Kopatchinskaja always plays with the score  in front of her because ‘it’s like everything is a question. I like to go behind the notes, behind the black on white text so it feels like modern music. It feels like the premiere when I have the score in front of me. Every performance is unique and I imagine every performance is the first performance. Maybe even the last.’

And her conviction in the temporality of performance, as something that lives and dies within the moment, ultimately affects how she considers recordings. ‘The form of the CD is already grotesque,’ she  says. ‘We try to perfect music, but this is impossible.’

Kopatchinskaja’s approach seems all the more maverick in an industry dominated by careful PR control and obsession with image. ‘I am not on the stage to be liked or to collect ‘likes’ on Facebook. It’s a philosophy of making art. On stage I provoke people. I entertain them ­– of course that’s also part of art – but I also ask them questions which they might not like to hear in music.
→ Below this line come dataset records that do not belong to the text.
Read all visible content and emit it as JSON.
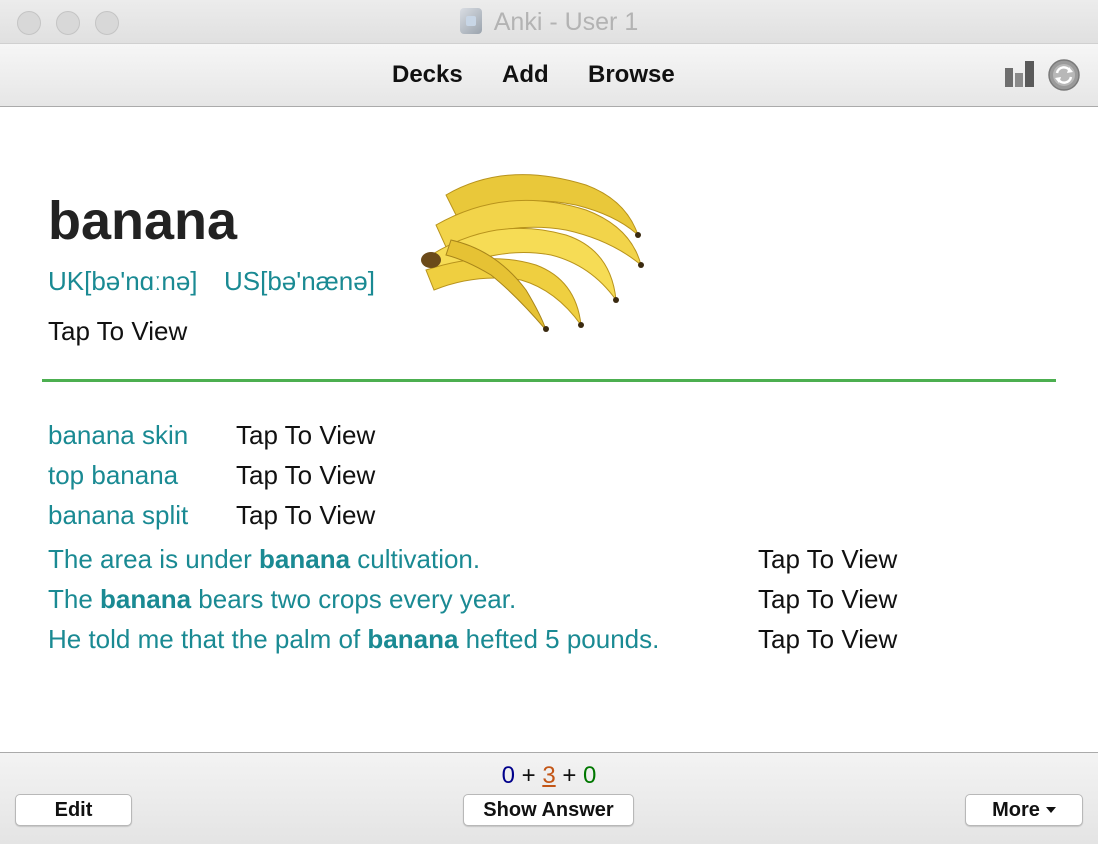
{
  "window": {
    "title": "Anki - User 1"
  },
  "toolbar": {
    "decks": "Decks",
    "add": "Add",
    "browse": "Browse"
  },
  "card": {
    "word": "banana",
    "pron_uk": "UK[bə'nɑːnə]",
    "pron_us": "US[bə'nænə]",
    "meaning_tap": "Tap To View",
    "phrases": [
      {
        "text": "banana skin",
        "tap": "Tap To View"
      },
      {
        "text": "top banana",
        "tap": "Tap To View"
      },
      {
        "text": "banana split",
        "tap": "Tap To View"
      }
    ],
    "sentences": [
      {
        "before": "The area is under ",
        "bold": "banana",
        "after": " cultivation.",
        "tap": "Tap To View"
      },
      {
        "before": "The ",
        "bold": "banana",
        "after": " bears two crops every year.",
        "tap": "Tap To View"
      },
      {
        "before": "He told me that the palm of ",
        "bold": "banana",
        "after": " hefted 5 pounds.",
        "tap": "Tap To View"
      }
    ],
    "accent_color": "#1a8a93",
    "divider_color": "#4caf50"
  },
  "bottom": {
    "count_new": "0",
    "count_learning": "3",
    "count_review": "0",
    "plus": "+",
    "colors": {
      "new": "#00008b",
      "learning": "#c35617",
      "review": "#007700"
    },
    "edit": "Edit",
    "show_answer": "Show Answer",
    "more": "More"
  }
}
‘I leave many things open. I leave a space to show that they are welcome to come with me into my world, my fantasy, my imagination, and hear or see new things they may not have heard before. So my goal is not to be liked, but to tell them a story which can flourish in their own fantasy worlds.’

Patricia Kopatchinskaja © Marco Borggreve

Patricia Kopatchinskaja © Marco Borggreve

I wonder if the classical sector could be revitalised with a bit of Kopatchinskaja’s drive, her democractic outlook. Should more artists adopt similarly forward-thinking attitudes?  ‘I think one could experiment quite a lot with programming and with including the opinions of orchestras,’ she responds. ‘Because in all orchestras there are interesting  musicians with interesting ideas. I’m sure  if they had the possibility to develop these ideas, they would create interesting concerts. And that doesn’t always necessarily have to  be with the conductor. The idea of democracy in the orchestra can be developed much further.’
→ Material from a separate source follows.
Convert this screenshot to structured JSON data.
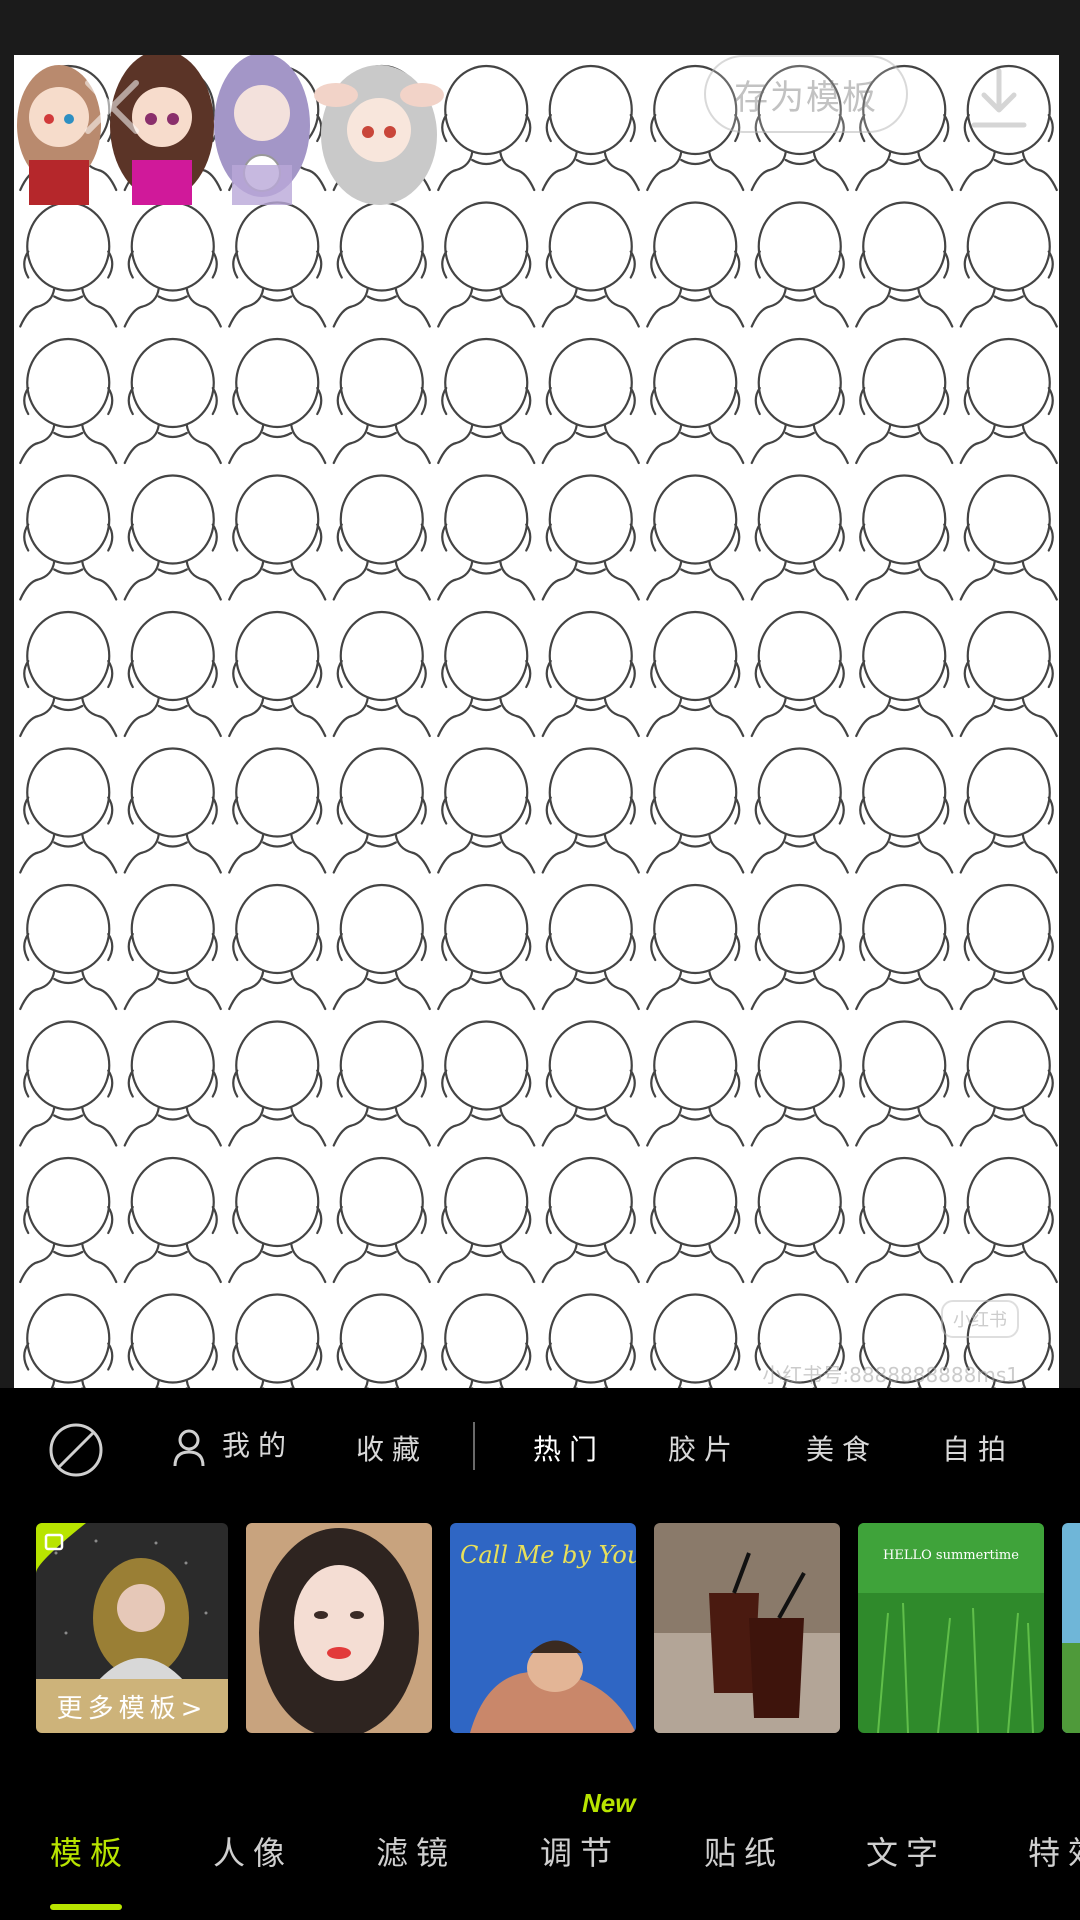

As well as the demands of juggling touring  with family life, the violinist finds time to support various charities in her native Moldova. Last year Kopatchinskaja  performed and programmed a benefit concert with the Berlin Staatskapelle for a nature restoration project, and she’s an ambassador for the children’s charity, Terre de Hommes. On the latter she speaks enthusiastically about the organisation’s aim to help families in poverty through finding ways to resolve the long-term issues surrounding deprivation, and praises it as a ‘very smart programme’.
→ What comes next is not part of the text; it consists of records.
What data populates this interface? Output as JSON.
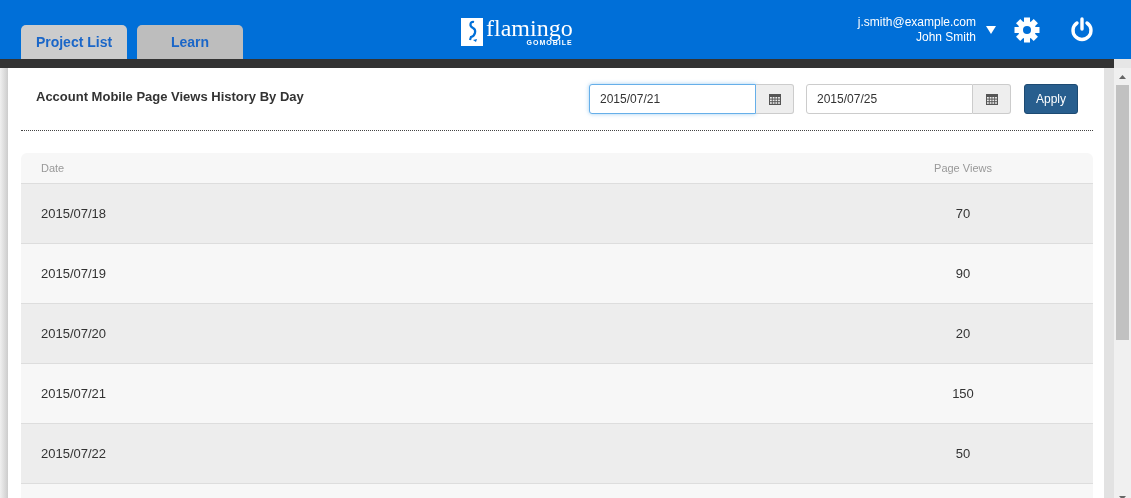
{
  "header": {
    "tabs": [
      {
        "label": "Project List",
        "selected": true
      },
      {
        "label": "Learn",
        "selected": false
      }
    ],
    "logo": {
      "name": "flamingo",
      "tagline": "GOMOBILE"
    },
    "user": {
      "email": "j.smith@example.com",
      "name": "John Smith"
    }
  },
  "report": {
    "title": "Account Mobile Page Views History By Day",
    "date_fields": [
      {
        "value": "2015/07/21",
        "focused": true
      },
      {
        "value": "2015/07/25",
        "focused": false
      }
    ],
    "apply_button": "Apply"
  },
  "table": {
    "columns": [
      "Date",
      "Page Views"
    ],
    "rows": [
      [
        "2015/07/18",
        "70"
      ],
      [
        "2015/07/19",
        "90"
      ],
      [
        "2015/07/20",
        "20"
      ],
      [
        "2015/07/21",
        "150"
      ],
      [
        "2015/07/22",
        "50"
      ]
    ]
  }
}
It is this quality of generosity, apparent both on and off stage,  that seems, in fact, to be at the heart of Kopatchinskaja’s outlook. As a musician she is willing to take risks, even embrace failure, and  her true goal is to reinvigorate the individual’s experience of classical music. And it’s reassuring that voices like Kopatchinskaja’s are being rewarded, and are helping to drive the genre forward into new and exciting territory.